The appropriate management of patients with cardiac amyloidosis and concomitant high-grade aortic stenosis has been controversial. Recent publications have suggested that TAVI is a viable option after careful evaluation of each patient [1–4]. However, in these patients, in comparison to patients without cardiac amyloidosis, several particular aspects must be considered. Left ventricular wall thickening and myocardial stiffness due to cardiac amyloid deposition, and subsequent loss of normal cardiac structure and function, may lead to LV dysfunction  and impaired responsiveness to vasoactive drugs. In our opinion, responsiveness to vasoactive drugs was particularly relevant to the complications in our case.

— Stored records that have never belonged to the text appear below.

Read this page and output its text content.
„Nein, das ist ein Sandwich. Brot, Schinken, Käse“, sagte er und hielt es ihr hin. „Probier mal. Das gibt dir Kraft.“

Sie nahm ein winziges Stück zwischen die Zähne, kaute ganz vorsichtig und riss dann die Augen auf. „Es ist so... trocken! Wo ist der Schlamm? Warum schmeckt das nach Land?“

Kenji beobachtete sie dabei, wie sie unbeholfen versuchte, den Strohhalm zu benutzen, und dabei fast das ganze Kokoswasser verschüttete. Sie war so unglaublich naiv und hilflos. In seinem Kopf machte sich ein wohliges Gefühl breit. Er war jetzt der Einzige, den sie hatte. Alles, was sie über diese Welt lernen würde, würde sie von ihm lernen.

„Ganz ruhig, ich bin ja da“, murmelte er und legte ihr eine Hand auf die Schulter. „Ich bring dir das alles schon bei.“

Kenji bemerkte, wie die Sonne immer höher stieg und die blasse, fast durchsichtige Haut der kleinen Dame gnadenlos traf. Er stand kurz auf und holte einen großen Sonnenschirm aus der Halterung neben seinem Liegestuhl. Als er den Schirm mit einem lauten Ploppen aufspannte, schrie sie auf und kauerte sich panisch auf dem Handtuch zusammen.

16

The hypotension and low cardiac output after pre-dilatation of the aortic valve were probably due to the aortic regurgitation, in addition to severe diastolic dysfunction in the presence of severe LV hypertrophy and cardiac amyloidosis. Although the TAVI was successfully implanted under ECLS, neither stabilization of the heart rhythm nor an improvement in LV function was observed. In contrast, severely impaired LV systolic function and high-grade mitral regurgitation were seen. In our patient, careful pharmacological management was essential, and led to improved LV function and the disappearance of mitral regurgitation. Moreover, the electrical stability of the heart is severely impaired in cardiac amyloidosis . This impairment might have accounted for the prolonged ventricular fibrillation in our patient, which was treatable only with injection of potassium into the aorta (i.e., cardioplegia), with subsequent asystole after repeated defibrillation followed by ventricular pacing via the temporary pacemaker. Importantly, successful management of such cases requires highly professional multi-disciplinary teams. Although TAVI has become an established treatment option in patients with aortic stenosis, which enables short procedure times and very high rates of success, a broad spectrum of patients undergo TAVI. The present challenging case illustrates the advantages of performing TAVI in a hybrid operating room with standby mechanical circulatory support. Careful pre-procedural planning and identification of potentially challenging cases are essential to provide the optimal environment for complication management.
This case report demonstrates that complications during TAVI in a patient with high-grade aortic stenosis and concomitant cardiac amyloidosis can be successfully managed with an interdisciplinary team. In our case, the three key components were a) implantation of the TAVI during ECLS and ventricular fibrillation, b) injection of potassium into the aorta with subsequent ventricular pacing after successful defibrillation and c) pharmacological management of transient severe LV dysfunction and high-grade mitral regurgitation.